Benford's Law modeler shows why numbers often start with 1

A little Flash application provides a compelling example of Benford's Law, making it possible to see intuitively something that is otherwise quite abstract.

Yesterday, I blogged about Benford's Law, which predicts that in a set of numbers, numbers that begin with the numeral 1 will appear more often than other numbers. This can be used to catch cheats by checking to see if the data they give in their tax-returns, research data-sets or homework have more numbers that start with 1 than other numerals.

William Fawcett, who made the Flash app, sez, "A couple of years ago I attended an excellent lecture by Simon Singh - he writes popular science and maths books like Fermat's Last Theorem and Big Bang - and this was one of the mathematical curiosities he mentioned. I was intrigued but sceptical, so built a quick Flash app to test it." Link (Thanks, William!)

Update: Gary sez, " If you use a close approximation of PI (say 3.14159265) as a factor, you can avoid getting numbers that start with 1 at all. Using a factor of 3.14159265 and a start number of 3, you get no numbers starting with 1. Change the start number to 6, you get only numbers starting with 1, 4, or 5. I don't know how the modeler is coded, so I wonder whether this is a quirk in the modeler or an exception to the rule."

Update 2: Bob solves the mystery (also thanks to Bernardo for his explanation):

This result comes not because he used pi, but because pi is an approximation of the square root of 10. (3.16 is closer than 3.14.) If you use 3.16 as the multiplying factor (31.6 and 316 also work), the signifigant digit will always be one of two numbers (this works best if you use a single-digit number for the start number).

If you use 1 or 10 or 100 as the multiplying factor, of course all numbers will start with the same digit (the starting digit of the start number).

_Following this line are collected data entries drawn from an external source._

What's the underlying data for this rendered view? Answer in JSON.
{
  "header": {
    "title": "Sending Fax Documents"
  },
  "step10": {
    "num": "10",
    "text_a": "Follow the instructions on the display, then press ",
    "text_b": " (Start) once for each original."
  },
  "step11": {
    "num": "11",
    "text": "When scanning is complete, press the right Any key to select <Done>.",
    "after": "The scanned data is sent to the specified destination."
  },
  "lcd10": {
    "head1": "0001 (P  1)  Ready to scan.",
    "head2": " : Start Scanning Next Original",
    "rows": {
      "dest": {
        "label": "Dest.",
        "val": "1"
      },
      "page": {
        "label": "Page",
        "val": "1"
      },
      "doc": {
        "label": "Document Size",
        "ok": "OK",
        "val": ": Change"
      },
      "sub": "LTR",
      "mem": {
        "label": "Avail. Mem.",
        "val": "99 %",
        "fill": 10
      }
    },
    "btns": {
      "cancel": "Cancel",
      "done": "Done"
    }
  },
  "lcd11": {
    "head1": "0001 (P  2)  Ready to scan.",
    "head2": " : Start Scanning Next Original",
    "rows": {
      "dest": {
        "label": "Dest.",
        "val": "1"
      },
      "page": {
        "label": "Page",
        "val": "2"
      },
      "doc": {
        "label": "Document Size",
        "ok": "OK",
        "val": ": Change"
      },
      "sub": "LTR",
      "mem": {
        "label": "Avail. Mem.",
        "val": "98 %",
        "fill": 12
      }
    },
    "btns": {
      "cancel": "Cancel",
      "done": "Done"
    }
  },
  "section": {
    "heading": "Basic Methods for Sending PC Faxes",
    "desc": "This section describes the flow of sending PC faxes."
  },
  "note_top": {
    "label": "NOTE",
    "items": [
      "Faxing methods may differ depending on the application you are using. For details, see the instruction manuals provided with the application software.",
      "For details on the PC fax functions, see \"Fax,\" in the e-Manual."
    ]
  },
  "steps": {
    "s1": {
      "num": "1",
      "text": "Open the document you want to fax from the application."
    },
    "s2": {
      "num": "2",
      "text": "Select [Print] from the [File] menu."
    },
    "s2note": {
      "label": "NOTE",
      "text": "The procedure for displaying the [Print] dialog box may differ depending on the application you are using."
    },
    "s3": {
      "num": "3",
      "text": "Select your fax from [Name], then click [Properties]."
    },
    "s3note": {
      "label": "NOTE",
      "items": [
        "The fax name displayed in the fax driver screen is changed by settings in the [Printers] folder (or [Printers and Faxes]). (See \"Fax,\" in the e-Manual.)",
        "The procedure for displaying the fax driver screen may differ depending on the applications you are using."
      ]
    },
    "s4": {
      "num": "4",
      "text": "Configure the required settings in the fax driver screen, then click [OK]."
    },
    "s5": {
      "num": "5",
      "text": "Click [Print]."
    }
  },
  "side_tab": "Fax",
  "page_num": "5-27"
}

If you use the cube root of a power of 10 such as 2.154 (21.54, 215.4, and 2154 also work), all results will start with one of 3 digits. And so on.

The results using decimal approximations depend on the Flash app stopping when the 25th occurence is reached. Since an exact square or cube root of ten can't be expressed as a decimal, the distribution would eventually comply with Benford's Law if the 25th occurence limitation was removed.